Heritage Press Archives
Award-winning poet Robert Hayden, published The Night-Blooming Cereus in 1972, in honor of Heritage Press's ten-year anniversary. This was a fitting marker of the occasion, as Hayden's A Ballad of Remembrance, published in 1962, had been the press's very first release. In 1966, that book had won Hayden the Grand Prize for Poetry at the first World Festival of Negro Arts, an affirmation both of Hayden's career and of Heritage Press as one of the most important publishers of black poetry of its time.

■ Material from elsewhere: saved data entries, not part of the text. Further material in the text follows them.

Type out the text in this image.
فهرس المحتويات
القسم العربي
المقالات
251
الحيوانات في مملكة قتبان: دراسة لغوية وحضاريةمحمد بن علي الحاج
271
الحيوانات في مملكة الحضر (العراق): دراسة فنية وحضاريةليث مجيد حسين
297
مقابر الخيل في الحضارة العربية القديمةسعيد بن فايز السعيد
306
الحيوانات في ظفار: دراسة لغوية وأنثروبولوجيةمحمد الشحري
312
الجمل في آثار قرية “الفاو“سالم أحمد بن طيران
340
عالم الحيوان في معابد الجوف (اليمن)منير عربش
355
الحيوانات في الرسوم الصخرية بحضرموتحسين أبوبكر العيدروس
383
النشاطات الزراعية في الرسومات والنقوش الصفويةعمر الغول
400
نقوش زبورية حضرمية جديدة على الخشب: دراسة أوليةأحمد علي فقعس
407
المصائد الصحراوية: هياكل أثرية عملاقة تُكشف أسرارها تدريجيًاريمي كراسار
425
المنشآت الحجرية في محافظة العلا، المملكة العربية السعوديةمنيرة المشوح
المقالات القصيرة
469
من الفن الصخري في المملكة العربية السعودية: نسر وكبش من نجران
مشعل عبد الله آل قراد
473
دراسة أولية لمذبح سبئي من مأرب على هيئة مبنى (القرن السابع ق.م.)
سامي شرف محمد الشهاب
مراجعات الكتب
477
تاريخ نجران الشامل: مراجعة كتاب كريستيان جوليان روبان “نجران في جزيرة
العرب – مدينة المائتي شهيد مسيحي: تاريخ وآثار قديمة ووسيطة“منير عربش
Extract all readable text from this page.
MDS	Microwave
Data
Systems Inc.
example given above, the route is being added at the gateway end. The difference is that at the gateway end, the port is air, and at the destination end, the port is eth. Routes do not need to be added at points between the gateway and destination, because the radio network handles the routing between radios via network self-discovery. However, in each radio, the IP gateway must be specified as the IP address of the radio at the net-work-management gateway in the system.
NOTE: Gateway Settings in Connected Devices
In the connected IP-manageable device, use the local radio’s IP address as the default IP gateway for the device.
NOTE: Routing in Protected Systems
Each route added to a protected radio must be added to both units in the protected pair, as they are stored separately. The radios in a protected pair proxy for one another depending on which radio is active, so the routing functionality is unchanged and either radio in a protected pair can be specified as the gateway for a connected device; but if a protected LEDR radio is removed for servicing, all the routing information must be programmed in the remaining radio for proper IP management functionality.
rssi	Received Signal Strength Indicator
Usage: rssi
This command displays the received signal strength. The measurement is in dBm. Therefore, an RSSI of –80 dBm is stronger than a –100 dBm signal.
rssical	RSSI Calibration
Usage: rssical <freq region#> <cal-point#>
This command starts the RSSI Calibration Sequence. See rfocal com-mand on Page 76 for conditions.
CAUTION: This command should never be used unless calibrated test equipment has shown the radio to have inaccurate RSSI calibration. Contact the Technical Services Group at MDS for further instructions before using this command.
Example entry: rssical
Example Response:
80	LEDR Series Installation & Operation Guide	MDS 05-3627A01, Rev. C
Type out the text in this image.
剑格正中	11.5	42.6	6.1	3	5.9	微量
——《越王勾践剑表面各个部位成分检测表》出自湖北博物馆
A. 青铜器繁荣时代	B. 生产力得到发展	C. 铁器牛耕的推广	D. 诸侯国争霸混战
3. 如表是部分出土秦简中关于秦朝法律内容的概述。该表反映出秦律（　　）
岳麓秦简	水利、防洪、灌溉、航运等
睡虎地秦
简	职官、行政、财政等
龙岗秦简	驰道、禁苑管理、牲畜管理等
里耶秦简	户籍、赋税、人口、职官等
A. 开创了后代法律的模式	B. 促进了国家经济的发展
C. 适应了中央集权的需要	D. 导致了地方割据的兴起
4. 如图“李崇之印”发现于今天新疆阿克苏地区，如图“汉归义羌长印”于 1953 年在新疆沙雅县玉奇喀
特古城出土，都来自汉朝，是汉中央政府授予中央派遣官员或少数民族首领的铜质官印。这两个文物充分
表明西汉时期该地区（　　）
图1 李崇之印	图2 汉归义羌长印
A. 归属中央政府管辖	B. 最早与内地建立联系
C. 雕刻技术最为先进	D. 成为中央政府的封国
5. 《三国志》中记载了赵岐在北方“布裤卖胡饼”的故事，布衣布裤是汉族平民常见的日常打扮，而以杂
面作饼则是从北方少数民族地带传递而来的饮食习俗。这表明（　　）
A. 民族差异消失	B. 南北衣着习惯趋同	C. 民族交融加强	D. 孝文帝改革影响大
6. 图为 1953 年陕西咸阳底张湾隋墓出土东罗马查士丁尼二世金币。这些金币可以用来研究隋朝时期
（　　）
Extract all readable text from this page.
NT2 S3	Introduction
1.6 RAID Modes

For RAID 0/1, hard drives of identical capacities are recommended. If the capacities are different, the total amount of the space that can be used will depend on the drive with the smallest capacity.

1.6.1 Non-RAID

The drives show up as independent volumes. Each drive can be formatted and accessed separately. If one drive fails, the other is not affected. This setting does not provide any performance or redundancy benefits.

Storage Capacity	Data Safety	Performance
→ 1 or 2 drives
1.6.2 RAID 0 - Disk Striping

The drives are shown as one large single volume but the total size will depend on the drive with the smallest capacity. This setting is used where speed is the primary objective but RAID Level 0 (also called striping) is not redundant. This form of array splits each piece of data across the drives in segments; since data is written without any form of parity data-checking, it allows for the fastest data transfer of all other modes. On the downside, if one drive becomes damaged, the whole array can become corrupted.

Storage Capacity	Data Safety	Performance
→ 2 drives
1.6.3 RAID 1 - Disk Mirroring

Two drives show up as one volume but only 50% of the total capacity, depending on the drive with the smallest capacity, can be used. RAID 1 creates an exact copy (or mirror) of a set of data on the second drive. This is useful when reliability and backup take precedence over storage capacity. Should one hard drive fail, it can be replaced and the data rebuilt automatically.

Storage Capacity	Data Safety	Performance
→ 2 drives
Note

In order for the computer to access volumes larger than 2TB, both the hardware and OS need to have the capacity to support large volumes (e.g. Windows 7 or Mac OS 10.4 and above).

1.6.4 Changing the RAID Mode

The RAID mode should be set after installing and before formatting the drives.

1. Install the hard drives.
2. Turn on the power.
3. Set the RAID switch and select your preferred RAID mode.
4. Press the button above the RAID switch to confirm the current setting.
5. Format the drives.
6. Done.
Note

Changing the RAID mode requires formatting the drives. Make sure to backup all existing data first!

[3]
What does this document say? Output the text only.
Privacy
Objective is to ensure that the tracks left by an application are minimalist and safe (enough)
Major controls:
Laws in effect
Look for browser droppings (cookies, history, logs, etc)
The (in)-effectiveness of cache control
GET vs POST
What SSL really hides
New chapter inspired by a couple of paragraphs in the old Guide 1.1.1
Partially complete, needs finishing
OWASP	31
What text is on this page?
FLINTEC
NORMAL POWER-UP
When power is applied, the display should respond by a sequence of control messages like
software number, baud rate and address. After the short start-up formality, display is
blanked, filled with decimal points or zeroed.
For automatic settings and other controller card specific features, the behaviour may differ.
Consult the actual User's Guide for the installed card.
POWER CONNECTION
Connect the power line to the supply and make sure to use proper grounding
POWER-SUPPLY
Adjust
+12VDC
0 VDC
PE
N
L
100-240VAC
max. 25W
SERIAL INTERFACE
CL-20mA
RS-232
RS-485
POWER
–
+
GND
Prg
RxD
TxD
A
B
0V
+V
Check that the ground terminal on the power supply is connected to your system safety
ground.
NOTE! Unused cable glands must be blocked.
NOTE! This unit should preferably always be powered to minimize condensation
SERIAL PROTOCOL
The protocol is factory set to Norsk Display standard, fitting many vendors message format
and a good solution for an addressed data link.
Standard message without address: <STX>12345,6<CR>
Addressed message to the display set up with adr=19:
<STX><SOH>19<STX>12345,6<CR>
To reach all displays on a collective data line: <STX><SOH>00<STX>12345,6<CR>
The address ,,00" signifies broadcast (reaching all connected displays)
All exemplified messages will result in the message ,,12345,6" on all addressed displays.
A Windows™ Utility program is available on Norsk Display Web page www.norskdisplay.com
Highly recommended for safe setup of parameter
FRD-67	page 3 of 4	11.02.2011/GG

Heritage Press was founded by Paul Breman, a Dutch antiquarian book trade specialist. Three years after a move to London in 1959, Breman's admiration for Robert Hayden's burgeoning poetry prompted him to begin publishing a series of books written by new black poets, a series that eventually ran to twenty-seven volumes over twelve years. Best known for virtually launching the careers of Robert Hayden, Audre Lorde, Ray Durem, Dolores Kendrick and Ebele Oseye (then Ellease Southerland), the press also published major works of poetry by Arna Bontemps, Waring Cuney, Owen Dodson, and Ishmael Reed. In addition, the press published many prominent members of the Black Arts Movement—including Conrad Kent Rivers, Dudley Randall, Lloyd Addison, Ronald L. Fair and Russell Atkins—as well as several poets who remain largely unknown today.
Throughout the series' thirteen-year run, Breman intended it to provide an outlet both for interesting young poets and established authors whose poetry had never appeared in book form. The press's holdings are thus generally limited to either early or retrospective moments in its authors' careers. Featured in the collection are the manuscripts and correspondence of Robert Hayden, Dolores Kendrick, Audre Lorde, Arna Bontemps, Fenton Johnson and Dudley Randall, as well as a private correspondence with W. E. B. and Shirley Du Bois. The collection also contains original manuscripts of almost all of the books published by the series. These manuscripts are often accompanied by Breman's own comments, additional poems that were cut from the published volumes, and a well-kept correspondence that documents each volume's development. The collection also includes Breman's working file on the anthology of black poetry entitled You Better Believe It, which he compiled for Penguin Books in 1973.